Thursday, December 31, 2009

I, Myself, And I

Happy New Year to everyone!

I have been quite a slacker today, going to lunch with my gambling aunt, and planning a casino trip for Saturday. The whole Christmas vacation has flown by in a whirlwind of doctor's appointments, and I have nothing to show for it but a bruise on my neck.

I found my fruitcake online, Claxton Fruitcakes, which is exactly the kind I was looking for. Eat your hearts out, you fruitcakeless unfortunates! You don't know what you're missing.

I would say 'Enough about me!', but we all know that there is never enough about Mrs. Hillbilly Mom here at the Mansion.

I will finish this post with a fourth paragraph starting with 'I' just to prove my point above. Now I must go check the weather for Saturday. We can't have any snow to slow down the Old People Casino Bus.


Kathy's Klothesline said...

Exciting day!

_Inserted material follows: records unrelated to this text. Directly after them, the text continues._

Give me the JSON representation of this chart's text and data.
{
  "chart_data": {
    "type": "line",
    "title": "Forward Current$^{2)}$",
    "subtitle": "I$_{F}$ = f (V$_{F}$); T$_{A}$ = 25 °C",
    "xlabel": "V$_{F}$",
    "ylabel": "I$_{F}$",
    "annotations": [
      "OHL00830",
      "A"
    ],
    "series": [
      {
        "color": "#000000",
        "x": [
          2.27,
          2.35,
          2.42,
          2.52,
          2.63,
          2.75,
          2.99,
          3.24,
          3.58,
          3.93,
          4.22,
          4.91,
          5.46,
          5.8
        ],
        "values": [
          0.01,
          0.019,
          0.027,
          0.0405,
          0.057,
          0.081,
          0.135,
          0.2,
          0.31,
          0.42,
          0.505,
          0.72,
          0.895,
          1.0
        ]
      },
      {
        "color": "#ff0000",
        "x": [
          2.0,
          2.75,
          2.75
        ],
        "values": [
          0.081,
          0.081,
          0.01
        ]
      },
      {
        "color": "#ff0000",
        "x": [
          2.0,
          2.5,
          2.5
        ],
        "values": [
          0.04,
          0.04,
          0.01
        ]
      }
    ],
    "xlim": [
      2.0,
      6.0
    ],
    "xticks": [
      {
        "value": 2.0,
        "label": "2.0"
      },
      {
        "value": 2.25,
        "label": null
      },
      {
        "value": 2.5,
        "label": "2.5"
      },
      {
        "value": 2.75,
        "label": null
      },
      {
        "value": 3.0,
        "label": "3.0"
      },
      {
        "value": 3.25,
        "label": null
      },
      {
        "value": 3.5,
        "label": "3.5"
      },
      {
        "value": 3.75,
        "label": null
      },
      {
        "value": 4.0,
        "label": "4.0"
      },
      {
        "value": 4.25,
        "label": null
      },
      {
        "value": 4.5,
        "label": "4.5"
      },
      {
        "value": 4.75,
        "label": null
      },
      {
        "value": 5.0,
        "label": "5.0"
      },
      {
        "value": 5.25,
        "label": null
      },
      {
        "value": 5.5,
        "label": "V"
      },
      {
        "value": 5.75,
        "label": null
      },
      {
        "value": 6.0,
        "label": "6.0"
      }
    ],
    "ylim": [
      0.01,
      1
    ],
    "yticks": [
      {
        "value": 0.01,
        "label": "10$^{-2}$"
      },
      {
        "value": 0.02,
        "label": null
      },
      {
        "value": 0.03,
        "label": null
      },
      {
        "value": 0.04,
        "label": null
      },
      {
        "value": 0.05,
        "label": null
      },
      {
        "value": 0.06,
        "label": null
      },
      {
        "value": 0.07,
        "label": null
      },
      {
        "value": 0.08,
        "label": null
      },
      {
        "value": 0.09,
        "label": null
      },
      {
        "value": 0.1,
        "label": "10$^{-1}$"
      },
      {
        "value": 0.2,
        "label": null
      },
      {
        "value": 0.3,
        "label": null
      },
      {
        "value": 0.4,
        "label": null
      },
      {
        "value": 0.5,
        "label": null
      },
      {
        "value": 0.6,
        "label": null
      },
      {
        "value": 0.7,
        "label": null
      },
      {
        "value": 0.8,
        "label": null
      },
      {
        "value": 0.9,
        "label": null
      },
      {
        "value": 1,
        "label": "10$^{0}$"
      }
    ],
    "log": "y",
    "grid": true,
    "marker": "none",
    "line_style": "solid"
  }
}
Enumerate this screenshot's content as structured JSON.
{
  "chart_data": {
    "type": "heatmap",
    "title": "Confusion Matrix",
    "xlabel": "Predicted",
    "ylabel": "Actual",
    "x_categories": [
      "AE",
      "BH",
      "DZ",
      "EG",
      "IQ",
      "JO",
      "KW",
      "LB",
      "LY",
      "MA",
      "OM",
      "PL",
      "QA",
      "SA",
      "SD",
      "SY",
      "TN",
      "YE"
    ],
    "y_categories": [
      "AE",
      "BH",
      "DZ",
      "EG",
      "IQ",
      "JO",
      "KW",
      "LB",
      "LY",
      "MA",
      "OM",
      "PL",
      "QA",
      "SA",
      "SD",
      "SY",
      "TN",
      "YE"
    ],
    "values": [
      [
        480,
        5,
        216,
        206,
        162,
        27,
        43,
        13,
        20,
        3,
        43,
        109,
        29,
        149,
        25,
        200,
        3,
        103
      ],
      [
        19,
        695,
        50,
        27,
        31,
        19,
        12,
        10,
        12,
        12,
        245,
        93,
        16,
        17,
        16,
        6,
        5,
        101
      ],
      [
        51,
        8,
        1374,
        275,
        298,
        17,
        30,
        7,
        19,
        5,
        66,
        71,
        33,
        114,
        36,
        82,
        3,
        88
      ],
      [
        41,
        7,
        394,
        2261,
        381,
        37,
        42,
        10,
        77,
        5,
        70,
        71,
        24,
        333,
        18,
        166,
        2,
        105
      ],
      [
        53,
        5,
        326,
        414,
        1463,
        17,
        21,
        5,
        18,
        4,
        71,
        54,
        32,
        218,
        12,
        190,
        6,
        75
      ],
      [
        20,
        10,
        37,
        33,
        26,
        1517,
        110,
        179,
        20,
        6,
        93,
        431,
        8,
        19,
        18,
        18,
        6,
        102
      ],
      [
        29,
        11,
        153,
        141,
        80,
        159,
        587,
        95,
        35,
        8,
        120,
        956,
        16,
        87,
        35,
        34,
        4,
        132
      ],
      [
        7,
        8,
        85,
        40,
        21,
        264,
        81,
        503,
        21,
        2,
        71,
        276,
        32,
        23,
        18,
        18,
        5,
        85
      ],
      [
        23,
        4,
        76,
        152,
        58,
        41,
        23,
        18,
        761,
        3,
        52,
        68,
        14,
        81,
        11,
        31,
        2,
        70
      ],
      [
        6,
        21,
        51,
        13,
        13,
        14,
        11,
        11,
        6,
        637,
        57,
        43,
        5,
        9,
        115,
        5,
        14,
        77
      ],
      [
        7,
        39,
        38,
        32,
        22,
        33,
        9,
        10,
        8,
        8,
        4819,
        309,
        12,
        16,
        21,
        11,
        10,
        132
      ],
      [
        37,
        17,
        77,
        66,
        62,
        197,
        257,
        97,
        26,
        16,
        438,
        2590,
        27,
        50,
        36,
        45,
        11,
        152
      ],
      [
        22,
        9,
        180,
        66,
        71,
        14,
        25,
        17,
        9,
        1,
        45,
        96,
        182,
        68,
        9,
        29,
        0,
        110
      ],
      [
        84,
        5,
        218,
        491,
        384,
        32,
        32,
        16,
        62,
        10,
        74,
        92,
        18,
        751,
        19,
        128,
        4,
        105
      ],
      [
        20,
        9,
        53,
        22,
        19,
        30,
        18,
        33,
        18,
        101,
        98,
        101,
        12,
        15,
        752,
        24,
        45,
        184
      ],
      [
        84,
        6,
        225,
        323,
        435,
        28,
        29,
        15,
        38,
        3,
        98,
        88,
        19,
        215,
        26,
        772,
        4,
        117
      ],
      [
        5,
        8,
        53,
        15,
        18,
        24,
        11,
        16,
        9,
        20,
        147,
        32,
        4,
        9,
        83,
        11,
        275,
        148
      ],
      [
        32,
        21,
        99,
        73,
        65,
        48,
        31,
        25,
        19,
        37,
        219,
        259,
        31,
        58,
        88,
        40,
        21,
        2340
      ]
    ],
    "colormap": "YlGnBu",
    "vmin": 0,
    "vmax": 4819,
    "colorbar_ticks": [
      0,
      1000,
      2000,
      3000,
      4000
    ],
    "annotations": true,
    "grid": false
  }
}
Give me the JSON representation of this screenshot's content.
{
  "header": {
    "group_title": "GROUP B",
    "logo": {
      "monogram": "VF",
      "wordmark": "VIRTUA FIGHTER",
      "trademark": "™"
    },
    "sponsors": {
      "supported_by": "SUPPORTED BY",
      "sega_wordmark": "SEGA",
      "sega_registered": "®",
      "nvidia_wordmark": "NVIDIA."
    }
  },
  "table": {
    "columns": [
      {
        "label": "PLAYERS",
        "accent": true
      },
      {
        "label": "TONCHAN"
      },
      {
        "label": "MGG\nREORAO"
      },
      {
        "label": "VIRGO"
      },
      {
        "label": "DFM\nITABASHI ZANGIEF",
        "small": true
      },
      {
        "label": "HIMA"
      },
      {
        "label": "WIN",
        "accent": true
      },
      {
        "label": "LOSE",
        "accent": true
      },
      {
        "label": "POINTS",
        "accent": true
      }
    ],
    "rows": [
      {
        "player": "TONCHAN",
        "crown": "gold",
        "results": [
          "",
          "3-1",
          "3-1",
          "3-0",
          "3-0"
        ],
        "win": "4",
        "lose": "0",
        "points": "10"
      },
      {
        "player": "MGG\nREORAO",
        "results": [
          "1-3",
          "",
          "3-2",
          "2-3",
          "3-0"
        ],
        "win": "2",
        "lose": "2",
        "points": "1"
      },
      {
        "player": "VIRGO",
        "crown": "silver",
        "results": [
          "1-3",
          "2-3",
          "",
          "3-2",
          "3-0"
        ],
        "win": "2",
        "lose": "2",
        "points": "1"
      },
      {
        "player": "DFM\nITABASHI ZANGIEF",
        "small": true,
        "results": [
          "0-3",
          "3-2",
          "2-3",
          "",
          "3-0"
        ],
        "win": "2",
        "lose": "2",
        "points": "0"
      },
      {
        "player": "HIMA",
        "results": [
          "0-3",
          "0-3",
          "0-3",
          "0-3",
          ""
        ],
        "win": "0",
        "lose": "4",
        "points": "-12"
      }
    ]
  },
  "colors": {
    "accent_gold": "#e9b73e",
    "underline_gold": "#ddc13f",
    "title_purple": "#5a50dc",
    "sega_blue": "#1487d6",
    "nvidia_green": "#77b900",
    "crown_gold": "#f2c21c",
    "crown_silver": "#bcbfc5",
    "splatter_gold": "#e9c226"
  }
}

We have spent the evening fighting busted water lines. Always a fun time here at the kampground! Hope you have a very happy New Year!!

Hillbilly Mom said...

I'm assuming the water line issue if because of the freezing weather. But you know what happens when we assume!

Happy New Year! I'm hoping you have a good kamping season just around the bend.

Stewed Hamm said...

I hope your New Year is OH SO HAPPY, Mrs. Hillbilly Mom. And you're more than welcome to all the fruitcake you can manage. All the better to keep it away from us normal folks.

My father, Canned Hamm, swears by what he calls the Corsicana Fruitcake, made by the Collin Street Bakery in Corsicana, Texas. It's apparently more of a cake with fruit and nuts on top, than the "cake with all sorts of junk baked in it" style that the Claxton folks make. Both are equally gross, if'n you ask me. I just stick with jelly donuts, myself.

Hope you don't get too much of the Global Warming that's going around lately. Some people are getting up to 10 inches, I hear.

Hillbilly Mom said...

Thank you for the fruitcake infomercial. I have heard of the Claxton variety, but to me, it is but a lesser babka. However, as all good Seinfeld fans know, you can't go wrong by sticking with the jelly donut. That way, the black & white cookie can't fight its way out of your stomach. And it's much more civilized than eating an eclair out of the trash can.

I hear that we are due to get our dose of global warming on Wednesday night into Thursday. For now, we only have temps in the teens, with no moisture.

Stewed Hamm said...

All I know is that you'd better keep your hands off of my marble rye, or I'll pop you one.

Hillbilly Mom said...

They're here! They're here! My box of THREE Claxton mini-fruitcakes arrived last night!

If I want your marble rye, I will snatch it and run away in my Himalayan Walking Shoes! Don't even try to trip me with that cane you used to get your job and executive bathroom at Play Now.